Isoniazid-Resistant TB on the Rise in United Kingdom

Drug-resistant cases increased from 1998 to 2005, possibly due to increase in cases acquired abroad

FRIDAY, May 2 (HealthDay News) -- The proportion of tuberculosis cases resistant to isoniazid in England, Wales and Northern Ireland rose between 1998 and 2005, due to larger numbers of patients from other nations who may have acquired their resistance abroad, according to research published May 1 in BMJ Online First.

Michelle E. Kruijshaar, Ph.D., of the Health Protection Agency in London, U.K., and colleagues analyzed data from national systems that track tuberculosis cases and drug susceptibility. They included 28,620 culture-confirmed cases for analysis.
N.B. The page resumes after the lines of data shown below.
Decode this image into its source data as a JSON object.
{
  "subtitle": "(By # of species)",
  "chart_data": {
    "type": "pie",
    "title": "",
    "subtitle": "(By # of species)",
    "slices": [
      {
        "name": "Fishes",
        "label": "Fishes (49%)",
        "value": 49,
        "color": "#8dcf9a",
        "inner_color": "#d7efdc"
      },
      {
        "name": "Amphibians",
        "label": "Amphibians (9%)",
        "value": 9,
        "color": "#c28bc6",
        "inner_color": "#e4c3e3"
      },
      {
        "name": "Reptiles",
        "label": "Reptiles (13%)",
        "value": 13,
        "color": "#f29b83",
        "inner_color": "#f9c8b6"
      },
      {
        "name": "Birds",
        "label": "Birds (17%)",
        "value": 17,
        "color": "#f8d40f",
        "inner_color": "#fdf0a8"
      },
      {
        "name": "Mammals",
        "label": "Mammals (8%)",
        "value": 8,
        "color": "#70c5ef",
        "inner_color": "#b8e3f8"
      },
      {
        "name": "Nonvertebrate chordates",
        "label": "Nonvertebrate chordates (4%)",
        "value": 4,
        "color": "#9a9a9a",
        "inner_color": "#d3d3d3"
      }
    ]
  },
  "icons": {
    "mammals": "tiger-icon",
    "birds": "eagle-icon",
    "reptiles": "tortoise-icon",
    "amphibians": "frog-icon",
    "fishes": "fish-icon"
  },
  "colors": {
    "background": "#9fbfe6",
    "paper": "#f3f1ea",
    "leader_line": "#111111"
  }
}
During these years, the percentage of cases resistant to any first-line drug rose from 5.6 to 7.5 percent, the investigators found. The proportion of cases resistant to isoniazid rose from 5 to 7 percent; rifampicin resistance increased from 1.0 to 1.2 percent and multidrug resistance increased from 0.8 to 0.9 percent. The rise in isoniazid resistance is likely related to increasing numbers of individuals from sub-Saharan Africa and the Indian subcontinent with drug-resistant disease, the authors report.
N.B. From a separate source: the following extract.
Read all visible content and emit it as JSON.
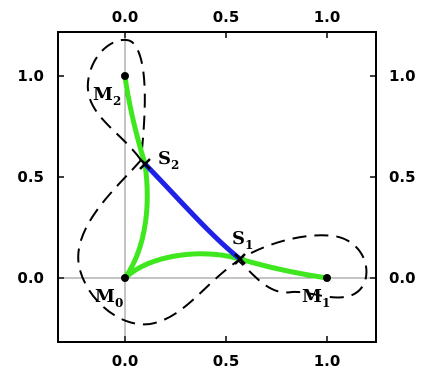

"Recent efforts have revitalized research into new diagnostics for tuberculosis, some of which identify Mycobacterium tuberculosis and give isoniazid and rifampicin sensitivities within 24 hours. These will greatly reduce the time that patients are treated with inappropriate regimens, with direct implications for the health of patients and onward transmission," write the authors of an accompanying editorial. "Treating patients with regimens that contain insufficient drugs to which the strain is sensitive will promote further resistance."